大汉四百年正统,在南阳袁术的一念狂妄之下,被公然撕碎、彻底践踏。
大典之上,袁术大肆封赏百官、分封宗室、册封后宫,全然一副开国建制的恢弘模样。可这场看似盛大的开国大典,处处透着荒诞与凄凉。
百姓无欢呼,士卒无喜色,士族无真心。
街衢之上,万民默然,眼底藏着惶恐与愤恨。连年征战、重税徭役早已耗尽淮南民力,如今新朝乍立,等待他们的不会是休养生息,只会是无尽的兵役、苛政与战火。
军中将士身披甲胄立于城下,人人面色复杂、心神涣散。他们食汉禄、为汉臣,世代忠于汉室,从未想过有朝一日会追随主公行篡逆叛国之事,沦为千古逆臣。
无数人心中,忠义之念崩塌,军心彻底溃散。
盛极一时的开国大典,成了袁术一人的独角戏,更是他亲手为自己掘下的坟墓。
当日,仲家天子的檄文传至各州,袁术自诩天命所归,勒令天下诸侯俯首称臣、归附新朝。
一纸檄文,瞬间点燃天下战火。
此前彼此攻伐、纷争不断的天下诸侯,在这一刻,前所未有地达成了统一。
无需邀约,无需结盟,无需游说。
叛臣僭越,人人得而诛之。讨伐袁术,已然不是诸侯争霸,而是立身大义、稳固名分、收拢人心的必行之举。
河北冀州,袁绍第一时间撕毁袁术檄文,当众怒斥嫡弟狂妄悖逆、罪该万死。
哪怕二人兄弟反目、势同水火,袁绍依旧被袁术僭越之举逼至绝境。身为关东联军盟主,若默许袁术立国,便是默认叛逆可行,他日自己毕生维系的大义名分,将彻底崩塌。
袁绍当即暂停与公孙瓒的北疆鏖战,抽调数万精兵,屯兵黄河南岸,扬言南下伐叛,共诛逆臣袁术。
荆州襄阳,刘表整军列队、昭告荆襄全境。
刘表虽无争霸天下的雄心,却死守汉臣本分,深知僭越乃是天下大忌。他即刻封锁荆扬边境,屯兵数万于北疆,死死盯住淮南西侧,断绝袁术西进之路,随时准备出兵伐逆。
东郡曹营,曹操仰天大笑,笑声里尽是枭雄城府。
他等待这一天,已然太久。
汉室衰微,诸侯各怀异心,曹操始终无名义、无借口大举扩军、号令关东。如今袁术公然称帝,逆天而行,送给了他一份无可匹敌的大义。
讨贼辅汉,名正言顺。
曹操当日便登坛拜将、传檄关东,自领伐逆先锋,尽起麾下精锐,兵锋直指淮南北面,磨刀霍霍,欲一举踏平寿春、诛杀袁术。
而最狠、最决绝的一刀,来自江东。
曲阿城内,蛰伏许久的孙策,手持袁术僭越檄文,少年眼底恨意滔天、杀意凛冽。
其父孙坚战死沙场,孙氏基业被袁术巧取豪夺、步步蚕食,数万淮泗精兵被其吞并,江东故土被其霸占。孙策隐忍数月、委屈求全,假意依附、暗中蓄力,只为静待天时,夺回祖业。
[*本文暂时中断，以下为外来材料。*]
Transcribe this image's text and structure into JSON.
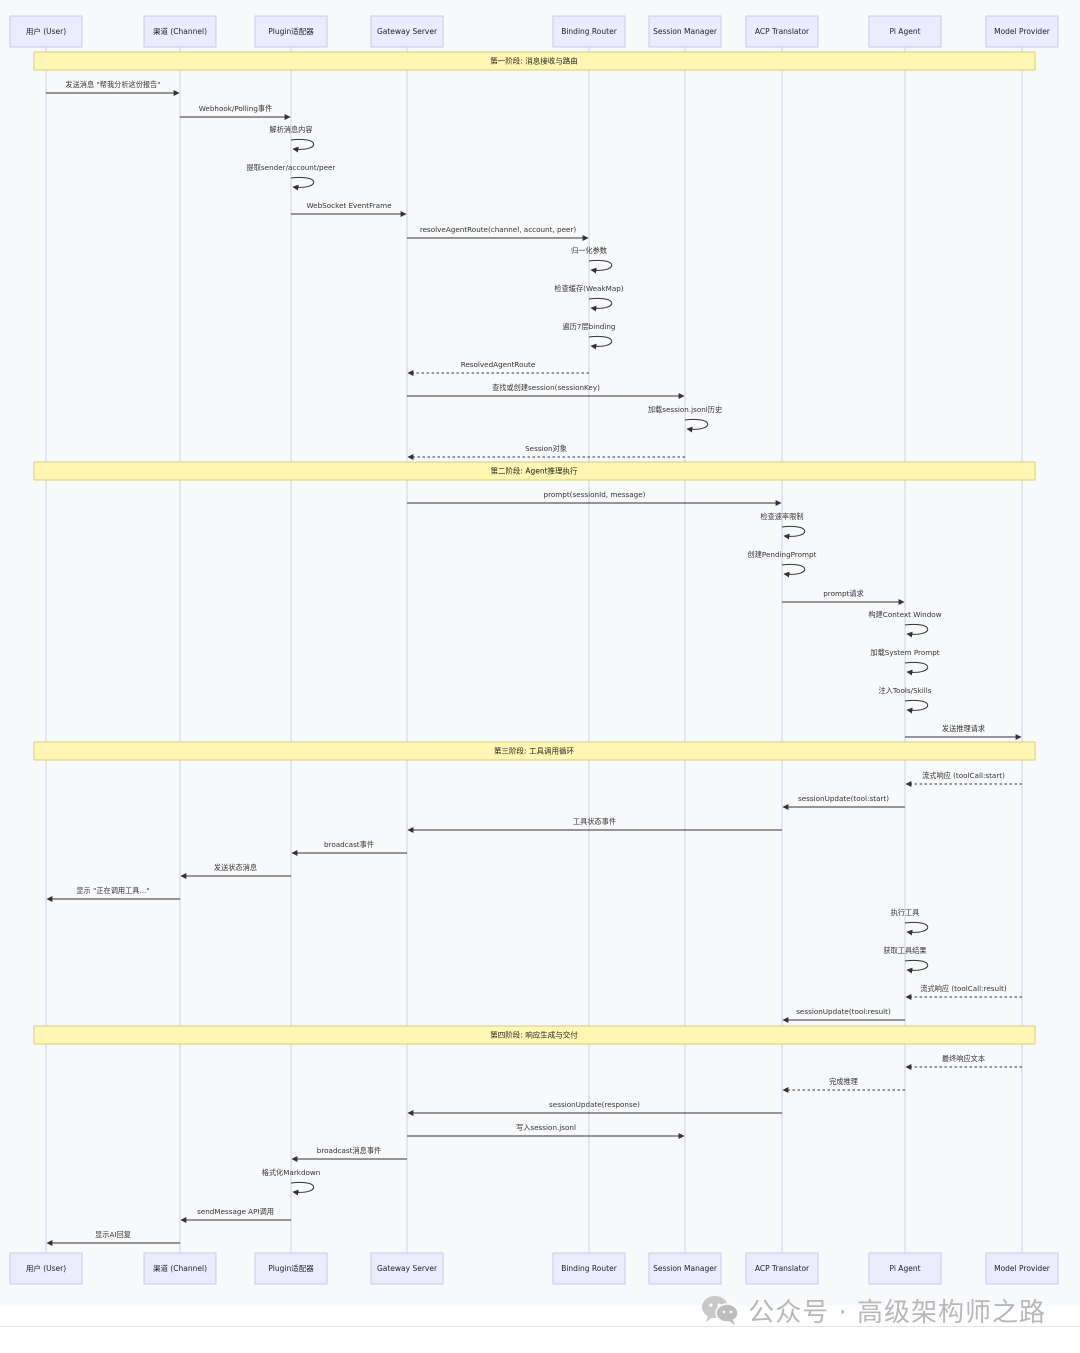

如今袁术称帝,民心尽失、天下共弃,便是他最好的复仇之机。
孙策当众折断袁术所赐官印,撕碎册封文书,对着江东将士、士族百姓朗声立誓:
“袁公路篡汉自立,为国大贼!杀我先父、夺我基业、害我江东!今日起,我孙策与袁术,不共戴天、至死方休!”
少年振臂一呼,江东旧部尽数响应。
无数被袁术压榨、欺压的江东士族、流离百姓,纷纷投奔孙策。短短三日,孙策聚拢精兵数万,横扫江东境内袁术守军,连下数城,兵锋直指淮南腹地。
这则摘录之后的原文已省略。